Large Caps Are Still Short of Breath

If the S & P 500 (SPX) was a patient who had recently had a heart attack, the treating doctor would not be discharging it from the I.C.U. That’s because the patient – the market - is still having shortness of breath and chest pain with little exertion. The telltale sign of this state of less than optimal health is the fact that the index has not moved above its 20 or 50 day moving average convincingly after the recent drubbing, while trading volume slowed to a crawl as the market tried to bounce at week’s end.

And there are more reasons to stand aside in the short term. For one, buyers are few and hard to find. This is well illustrated by the Accumulation Distribution Line (ADI) and the On Balance Volume (OBV) indicators, which are both in downward trends. This posture of both indicators is a sign that few investors are willing to take a chance on buying into this market and that those that are taking a chance are lukewarm at best. This lack of commitment is confirmed the ROC indicator, which measures momentum, as it has barely come off its recent bottom despite Friday’s attempted bounce.

Tech Stocks Look Queasy

To quote former FBI director, Jim Comey; the Nasdaq 100 index (NDX) has a “queasy” look to it. Not only is the index tracing a lower high and lower high chart pattern; the Bollinger Bands (green lines above and below prices) are also pointing down. These self adjusting channels are excellent at confirming the dominant trend in the market. When you add their current appearance to the negative message of the ROC indicator - little upward momentum, On Balance Volume–more sellers than buyers, and the Accumulation Distribution line (ADI), which is starting to roll over confirming the OBV, it’s difficult to justify buying into the big tech stocks at this moment.

Midcaps Hang On to Up Trend by Fragile Thread

The midcap area of the market was brutalized during the past few weeks, with the S & P Midcap 400 Index (MID) giving back 5% since topping out at the end of July. So, its nearly 0.5 percent jump on Friday was not surprising given its recently oversold levels.
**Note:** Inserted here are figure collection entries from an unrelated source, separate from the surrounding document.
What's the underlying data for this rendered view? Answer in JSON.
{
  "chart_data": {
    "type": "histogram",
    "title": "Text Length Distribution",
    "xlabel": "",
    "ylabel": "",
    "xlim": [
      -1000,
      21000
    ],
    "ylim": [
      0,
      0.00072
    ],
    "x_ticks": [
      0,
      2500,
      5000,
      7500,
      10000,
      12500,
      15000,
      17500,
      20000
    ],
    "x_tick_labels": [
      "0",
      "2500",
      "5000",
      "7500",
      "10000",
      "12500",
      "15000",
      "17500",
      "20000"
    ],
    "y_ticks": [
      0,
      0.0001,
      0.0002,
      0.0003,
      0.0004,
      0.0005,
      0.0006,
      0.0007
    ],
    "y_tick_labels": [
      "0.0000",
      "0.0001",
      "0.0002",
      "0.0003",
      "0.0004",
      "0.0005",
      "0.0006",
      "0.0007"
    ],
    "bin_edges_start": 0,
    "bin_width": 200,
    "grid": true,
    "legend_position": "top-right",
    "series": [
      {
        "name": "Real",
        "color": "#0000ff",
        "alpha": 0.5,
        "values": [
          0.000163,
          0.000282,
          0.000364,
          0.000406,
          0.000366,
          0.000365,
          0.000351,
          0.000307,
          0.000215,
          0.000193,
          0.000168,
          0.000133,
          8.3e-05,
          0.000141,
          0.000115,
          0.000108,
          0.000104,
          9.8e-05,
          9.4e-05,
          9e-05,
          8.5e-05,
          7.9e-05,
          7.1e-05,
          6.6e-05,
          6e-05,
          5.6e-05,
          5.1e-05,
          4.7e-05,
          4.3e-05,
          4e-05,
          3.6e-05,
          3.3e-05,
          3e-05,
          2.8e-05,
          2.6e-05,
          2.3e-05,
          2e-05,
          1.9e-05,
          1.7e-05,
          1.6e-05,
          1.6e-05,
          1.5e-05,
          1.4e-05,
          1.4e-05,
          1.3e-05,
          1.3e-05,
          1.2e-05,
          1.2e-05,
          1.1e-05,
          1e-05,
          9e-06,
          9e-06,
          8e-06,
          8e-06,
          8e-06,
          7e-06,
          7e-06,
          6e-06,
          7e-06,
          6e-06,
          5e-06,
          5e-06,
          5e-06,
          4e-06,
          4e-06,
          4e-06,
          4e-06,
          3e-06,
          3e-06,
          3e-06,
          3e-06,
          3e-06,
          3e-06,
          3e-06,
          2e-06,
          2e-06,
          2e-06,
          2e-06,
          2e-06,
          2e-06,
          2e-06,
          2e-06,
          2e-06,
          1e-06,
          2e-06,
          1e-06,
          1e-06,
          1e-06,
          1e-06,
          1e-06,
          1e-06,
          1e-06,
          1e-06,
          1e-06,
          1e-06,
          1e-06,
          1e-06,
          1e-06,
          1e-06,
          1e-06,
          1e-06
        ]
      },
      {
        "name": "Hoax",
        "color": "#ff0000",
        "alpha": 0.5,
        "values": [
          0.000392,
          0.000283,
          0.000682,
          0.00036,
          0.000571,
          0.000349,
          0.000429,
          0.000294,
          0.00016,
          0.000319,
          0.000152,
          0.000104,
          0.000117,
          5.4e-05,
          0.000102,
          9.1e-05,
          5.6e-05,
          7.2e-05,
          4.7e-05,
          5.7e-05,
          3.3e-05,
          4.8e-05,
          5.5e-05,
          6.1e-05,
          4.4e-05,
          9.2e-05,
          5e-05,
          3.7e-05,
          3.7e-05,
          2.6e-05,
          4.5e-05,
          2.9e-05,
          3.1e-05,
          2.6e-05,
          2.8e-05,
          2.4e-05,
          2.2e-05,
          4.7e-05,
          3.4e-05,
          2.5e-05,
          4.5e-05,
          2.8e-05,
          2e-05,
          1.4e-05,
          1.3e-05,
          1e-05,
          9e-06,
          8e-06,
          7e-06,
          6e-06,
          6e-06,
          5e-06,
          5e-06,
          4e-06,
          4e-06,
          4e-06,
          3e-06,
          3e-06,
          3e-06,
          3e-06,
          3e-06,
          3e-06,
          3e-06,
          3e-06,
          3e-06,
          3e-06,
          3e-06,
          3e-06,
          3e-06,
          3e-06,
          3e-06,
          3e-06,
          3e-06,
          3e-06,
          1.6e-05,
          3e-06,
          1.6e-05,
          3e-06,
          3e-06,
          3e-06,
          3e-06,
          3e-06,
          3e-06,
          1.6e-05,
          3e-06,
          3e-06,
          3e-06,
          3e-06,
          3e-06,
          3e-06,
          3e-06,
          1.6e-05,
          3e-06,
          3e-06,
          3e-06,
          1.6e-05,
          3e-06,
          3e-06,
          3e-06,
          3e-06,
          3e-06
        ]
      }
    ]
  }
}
Yet, MID is now struggling to stay in a long term up trend as it fights to move back above the 200-day moving average convincingly.

And unless something changes, it looks as if the odds of success are no better than even. Consider the downward slope of the ADI and the OBV indicators on the MID which look worse than those for SPX and NDX. Indeed, the selling does not look to be over in the midcaps by any measure.

Direction of Prices Remains Unclear

I’ll put it this way. This market is all wrong and gives me the willies – did Comey say that too? But I’ve seen some strange things in my time, and these are not normal times, so anything is possible. Therefore, even though it looks and feels as if this market should be crashing, it would not be out of the realm of the current altered reality that we may see a new up leg storm out of the gate on Monday. Nevertheless, my gut and the technical indicators, tell me the bulls are running out of time. So if we’re going to have a meaningful rally, we should know within days. That’s because volume will pick up and buyers will once again show a feeling of urgency as they put their money to work. If this is what happens, the technical indicators which are very flaccid at the moment (ADI, ROC, and OBV) – will point the way higher. But, until I see a real improvement in the market’s measures of momentum and some clear and unequivable buying conviction, I will be waiting and watching.